The 2024 Nobel Prize in Chemistry went half to David Baker (University of Washington) for computational protein design — building new proteins from scratch (Rosetta, RFdiffusion) — and half jointly to Demis Hassabis and John Jumper of Google DeepMind for protein structure prediction with AlphaFold2. It was one of the earliest Nobel Prizes recognizing a deep-learning system for a scientific result, arriving the same week Geoffrey Hinton and John Hopfield took the Physics prize for neural networks — a double signal that machine learning had moved to the center of science. For Hassabis it vindicated a career-long thesis: that the same techniques that mastered Go could be turned on nature’s hardest problems.
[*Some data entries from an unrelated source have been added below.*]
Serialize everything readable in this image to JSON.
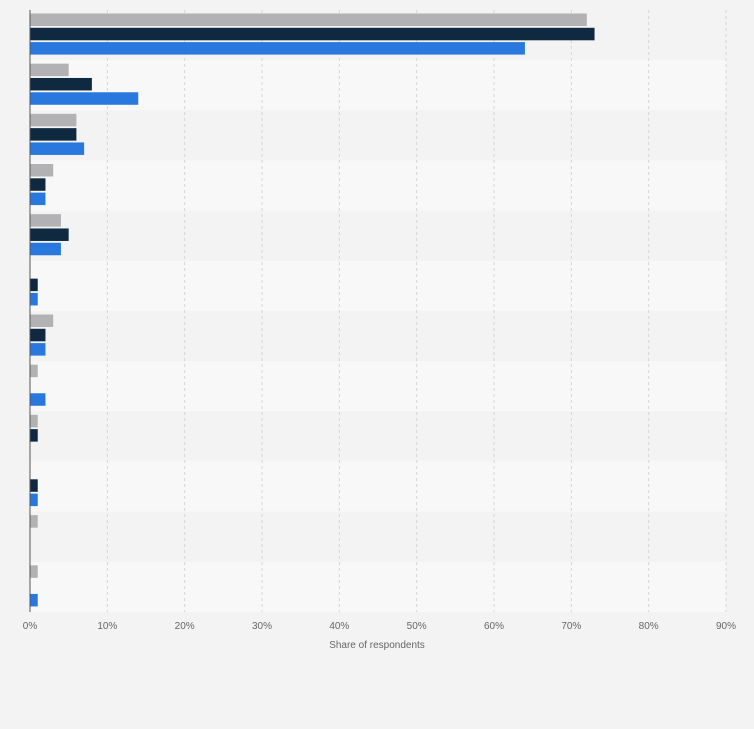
{
  "chart_data": {
    "type": "bar",
    "orientation": "horizontal",
    "xlabel": "Share of respondents",
    "xlim": [
      0,
      90
    ],
    "x_ticks": [
      "0%",
      "10%",
      "20%",
      "30%",
      "40%",
      "50%",
      "60%",
      "70%",
      "80%",
      "90%"
    ],
    "grid": true,
    "category_count": 12,
    "series": [
      {
        "color": "#b2b2b4",
        "values": [
          72,
          5,
          6,
          3,
          4,
          null,
          3,
          1,
          1,
          null,
          1,
          1
        ]
      },
      {
        "color": "#0f2940",
        "values": [
          73,
          8,
          6,
          2,
          5,
          1,
          2,
          null,
          1,
          1,
          null,
          null
        ]
      },
      {
        "color": "#2878de",
        "values": [
          64,
          14,
          7,
          2,
          4,
          1,
          2,
          2,
          null,
          1,
          null,
          1
        ]
      }
    ]
  }
}
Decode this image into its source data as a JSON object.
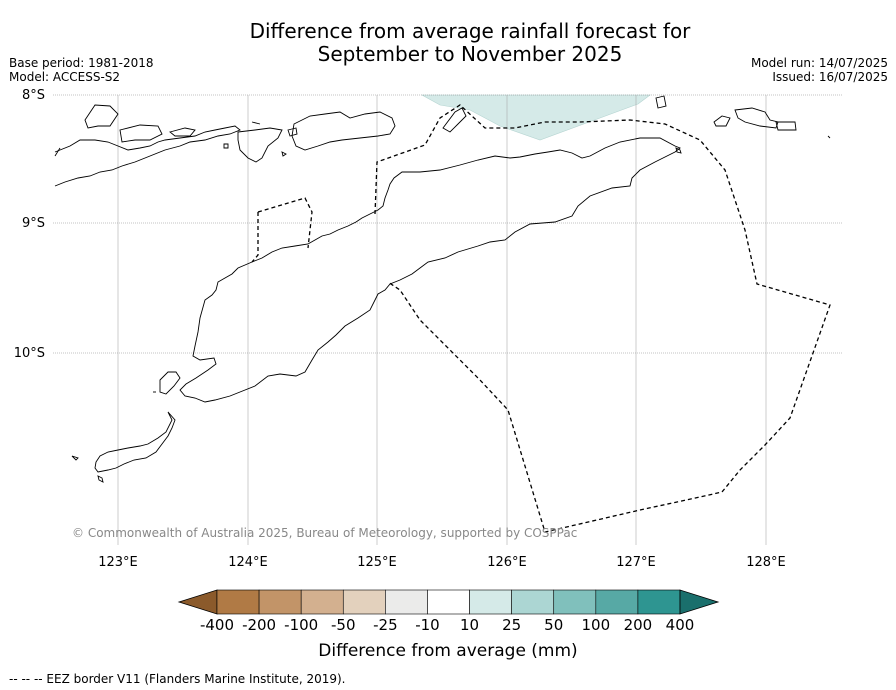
{
  "title": {
    "line1": "Difference from average rainfall forecast for",
    "line2": "September to November 2025"
  },
  "meta": {
    "base_period": "Base period: 1981-2018",
    "model": "Model: ACCESS-S2",
    "model_run": "Model run: 14/07/2025",
    "issued": "Issued: 16/07/2025"
  },
  "map": {
    "lat_labels": [
      "8°S",
      "9°S",
      "10°S"
    ],
    "lon_labels": [
      "123°E",
      "124°E",
      "125°E",
      "126°E",
      "127°E",
      "128°E"
    ],
    "copyright": "© Commonwealth of Australia 2025, Bureau of Meteorology, supported by COSPPac"
  },
  "colorbar": {
    "ticks": [
      "-400",
      "-200",
      "-100",
      "-50",
      "-25",
      "-10",
      "10",
      "25",
      "50",
      "100",
      "200",
      "400"
    ],
    "colors": [
      "#8b5a2b",
      "#b07a45",
      "#c29468",
      "#d3b08f",
      "#e3d1bd",
      "#ebebea",
      "#ffffff",
      "#d5eae8",
      "#acd6d3",
      "#80c0bc",
      "#57a9a5",
      "#2e9591",
      "#1a6f6c"
    ],
    "label": "Difference from average (mm)"
  },
  "footer": "--  --  -- EEZ border V11 (Flanders Marine Institute, 2019)."
}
Dead End / Caution: What AlphaFold Does Not Solve

The “protein folding problem solved” headlines oversold a real but bounded achievement. AlphaFold predicts a protein’s most likely static folded shape; it does not simulate the folding process, nor fully capture how proteins flex, change conformation, or behave inside the crowded chemistry of a living cell. It is weaker on intrinsically disordered regions, on the effect of single mutations, and on novel folds with no evolutionary cousins to align against. It predicts structure, not function or dynamics. The breakthrough was enormous — and it relocated the frontier rather than dissolving it.

Fun Fact: It Inherited the Go Team’s Playbook

AlphaFold is not a detour from games to biology — it is the same lineage. DeepMind was founded on the belief that mastering games like Go would forge general problem-solving techniques transferable to science, and AlphaFold2’s lead, John Jumper, brought physics-based protein-simulation expertise into a group steeped in the AlphaGo/AlphaZero approach to searching vast structured spaces. The system that solved a 50-year biology problem was built by people who had spent the previous years teaching machines to play board games — and that was the plan all along.